I nod and take the last sip of my drink.

“Trey and I just broke up.”

“Trey and you…” Paul says carefully. “Oh. Wow. I’m sorry, Hudson.”

“I’d like to say I’m surprised, but it feels like a given at this point,” Andre adds with a laugh. “What happened?”

“We planned on telling everyone here. He’s been worried about telling people about being with a guy, and—”

“Wait, I thought he had a fiancée?” Paul asks, looking at Andre.

“Yeah, we saw the photos?”

“That’s the night we broke up,” I say, staring at my empty glass.

“I thought we were past the point of him pretending, but I guess not.
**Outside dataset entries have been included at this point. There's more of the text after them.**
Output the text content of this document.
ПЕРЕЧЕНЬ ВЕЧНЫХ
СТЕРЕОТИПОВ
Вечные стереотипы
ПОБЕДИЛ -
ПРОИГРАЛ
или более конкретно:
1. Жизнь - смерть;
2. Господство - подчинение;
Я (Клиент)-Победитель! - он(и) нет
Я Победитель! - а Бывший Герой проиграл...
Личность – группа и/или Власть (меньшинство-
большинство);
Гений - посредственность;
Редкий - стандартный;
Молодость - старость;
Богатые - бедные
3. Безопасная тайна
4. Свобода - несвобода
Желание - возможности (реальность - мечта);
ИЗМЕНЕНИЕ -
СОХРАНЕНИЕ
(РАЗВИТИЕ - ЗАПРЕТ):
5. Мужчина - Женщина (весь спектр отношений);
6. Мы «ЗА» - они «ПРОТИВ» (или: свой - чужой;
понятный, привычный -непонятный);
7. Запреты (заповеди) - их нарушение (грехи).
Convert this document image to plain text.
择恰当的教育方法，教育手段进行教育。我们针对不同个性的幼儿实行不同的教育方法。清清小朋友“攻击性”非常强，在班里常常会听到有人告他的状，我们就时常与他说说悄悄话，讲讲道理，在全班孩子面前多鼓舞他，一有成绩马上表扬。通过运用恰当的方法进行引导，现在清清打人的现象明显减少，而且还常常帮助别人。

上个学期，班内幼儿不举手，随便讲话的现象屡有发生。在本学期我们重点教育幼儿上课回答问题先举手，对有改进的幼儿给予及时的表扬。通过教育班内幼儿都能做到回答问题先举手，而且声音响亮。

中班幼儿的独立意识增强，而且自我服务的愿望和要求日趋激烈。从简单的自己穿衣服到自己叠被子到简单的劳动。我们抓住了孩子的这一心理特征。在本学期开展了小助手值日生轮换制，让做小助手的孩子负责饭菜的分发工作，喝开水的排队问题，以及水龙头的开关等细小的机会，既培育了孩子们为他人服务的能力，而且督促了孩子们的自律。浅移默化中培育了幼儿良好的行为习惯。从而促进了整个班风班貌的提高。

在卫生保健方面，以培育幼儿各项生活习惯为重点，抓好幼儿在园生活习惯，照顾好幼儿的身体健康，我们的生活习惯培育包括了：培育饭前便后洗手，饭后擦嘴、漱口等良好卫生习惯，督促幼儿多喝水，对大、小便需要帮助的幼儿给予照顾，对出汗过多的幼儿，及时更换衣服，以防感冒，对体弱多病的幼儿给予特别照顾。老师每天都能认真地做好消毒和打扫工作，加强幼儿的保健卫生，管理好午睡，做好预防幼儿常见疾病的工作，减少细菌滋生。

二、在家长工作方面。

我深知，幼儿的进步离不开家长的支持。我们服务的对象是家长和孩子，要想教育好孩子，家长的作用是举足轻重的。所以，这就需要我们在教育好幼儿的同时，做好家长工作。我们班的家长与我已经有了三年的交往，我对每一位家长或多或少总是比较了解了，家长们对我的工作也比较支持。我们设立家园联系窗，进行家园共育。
He continued to let people think he had a fiancée, and I’m just tired of being hidden.

I have my flaws, don’t get me wrong, but I’m tired of feeling like he’s ashamed of me or something.

He’s one person at home and another out in public.

Well, in public with people he knows. It was never an issue around strangers. ”

They both nod as if they understand entirely. “I can imagine it being hard to come out about something like that,” Andre says.

“But it is true he shouldn’t let people think he was still engaged to that Mandy girl if you both had talked about it already.”

“That’s my point,” I say.

“Did you two talk about it?” Andre asks.

“Not really. I’ve been so upset, and now I have to see him and everything is messy.”

Paul looks at his watch. “We should get going, but maybe you two can find some time to talk about it after. Before you drink too much.” He winks and finishes his drink, then takes Andre’s empty glass.

We make our way out of the hotel and to the venue.

My stomach is in my throat by the time we walk through the doors.

And the first person I set eyes on is Trey… with Mandy on his arm.